An app of charity
CWRU and CIA build iPhone game; sales benefit kids
Your plane’s delayed, the kid’s basketball practice is going long, or you’ve been dragged to the opera. What could be better than playing a game on your iPhone?
Maybe knowing that 70 cents of the dollar you spent to download the game is going to a charity that buys books and toys for children in hospitals around the world.
Students from Case Western Reserve University and the Cleveland Institute of Art teamed up in a class to create the game “ChromaWaves,” now available at the Apple App Store.
“We agreed we weren’t going to be able to keep the proceeds, with everyone moving on after the class,” said Chris Jennewein, a senior computer science major at Case Western Reserve, who led the programming team. “Some of the artists had contacts with Child’s Play and everyone thought it was a great charity.”

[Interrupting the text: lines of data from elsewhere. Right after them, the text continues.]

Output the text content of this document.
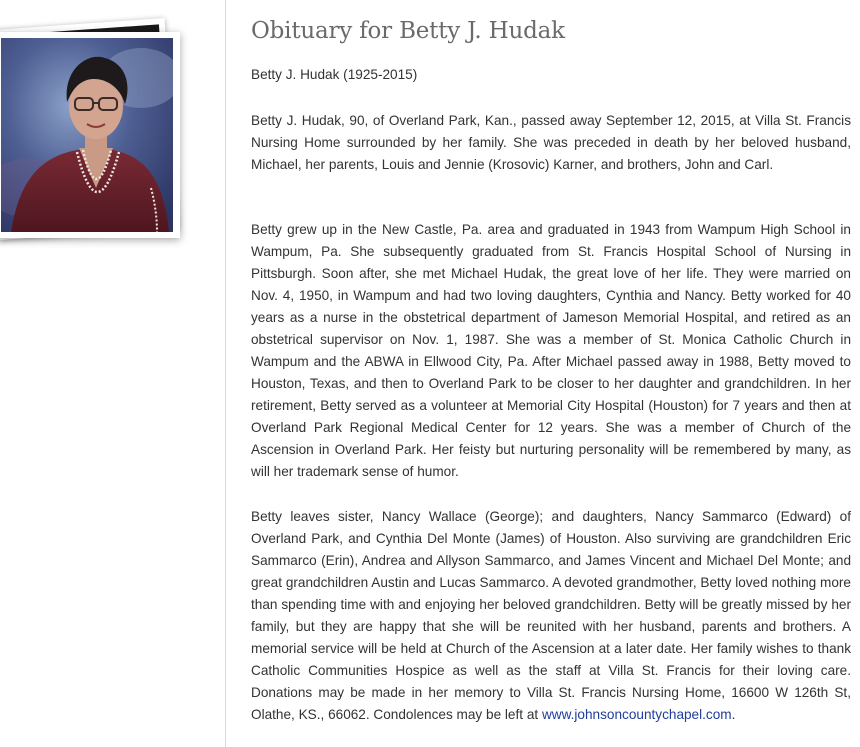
Obituary for Betty J. Hudak
Betty J. Hudak (1925-2015)

Betty J. Hudak, 90, of Overland Park, Kan., passed away September 12, 2015, at Villa St. Francis Nursing Home surrounded by her family. She was preceded in death by her beloved husband, Michael, her parents, Louis and Jennie (Krosovic) Karner, and brothers, John and Carl.

Betty grew up in the New Castle, Pa. area and graduated in 1943 from Wampum High School in Wampum, Pa. She subsequently graduated from St. Francis Hospital School of Nursing in Pittsburgh. Soon after, she met Michael Hudak, the great love of her life. They were married on Nov. 4, 1950, in Wampum and had two loving daughters, Cynthia and Nancy. Betty worked for 40 years as a nurse in the obstetrical department of Jameson Memorial Hospital, and retired as an obstetrical supervisor on Nov. 1, 1987. She was a member of St. Monica Catholic Church in Wampum and the ABWA in Ellwood City, Pa. After Michael passed away in 1988, Betty moved to Houston, Texas, and then to Overland Park to be closer to her daughter and grandchildren. In her retirement, Betty served as a volunteer at Memorial City Hospital (Houston) for 7 years and then at Overland Park Regional Medical Center for 12 years. She was a member of Church of the Ascension in Overland Park. Her feisty but nurturing personality will be remembered by many, as will her trademark sense of humor.

Betty leaves sister, Nancy Wallace (George); and daughters, Nancy Sammarco (Edward) of Overland Park, and Cynthia Del Monte (James) of Houston. Also surviving are grandchildren Eric Sammarco (Erin), Andrea and Allyson Sammarco, and James Vincent and Michael Del Monte; and great grandchildren Austin and Lucas Sammarco. A devoted grandmother, Betty loved nothing more than spending time with and enjoying her beloved grandchildren. Betty will be greatly missed by her family, but they are happy that she will be reunited with her husband, parents and brothers. A memorial service will be held at Church of the Ascension at a later date. Her family wishes to thank Catholic Communities Hospice as well as the staff at Villa St. Francis for their loving care. Donations may be made in her memory to Villa St. Francis Nursing Home, 16600 W 126th St, Olathe, KS., 66062. Condolences may be left at www.johnsoncountychapel.com.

The team of 12, half from each school, spent last fall building ChromaWaves from the ground up: programming, art, music and storyline.
Based on feedback from gaming company executives who reviewed their work, they knew they had a product they could market, Jennewein said.
The students weren’t done when the class ended, but members finished the game during spare time through the second semester and part of the summer. The App Store accepted the final version two weeks ago. This is the first class to publish a mobile application.
So, what is ChromaWaves?
The game has attributes classified as casual games and pick-up-and-play games. Played on the iPhone or iPod touch, ChromaWaves can be a diversion for a few or 10 to 15 minutes, when life’s running comes to a brief stop. The goal is to get the top score.
A player uses swatches of red, yellow and blue to turn a high-tech version of paintballs the same color as attacking monsters. The bad guys come in primary colors but also violet, green, orange and black. As the game progresses in complexity, so do the methods of eliminating the monsters.
“It’s not a clear genre,” said Jim Wiser, a digital media major who led the art team and has since graduated from CIA. “We wanted to take a few risks and build something outside the norm.”
“I purchased my copy, and I’m telling my friends about it,” said Marc Buchner, professor of electrical engineering and computer science at Case Western Reserve.
Buchner and Knut Hybinette, a professor of T.I.M.E. (Technology Integrated Media Environment) Digital Arts at CIA, have taught the class each fall since 2005. “This team was a particularly good team, and they worked well together,” Buchner said, “which is why they had a good product in the end.”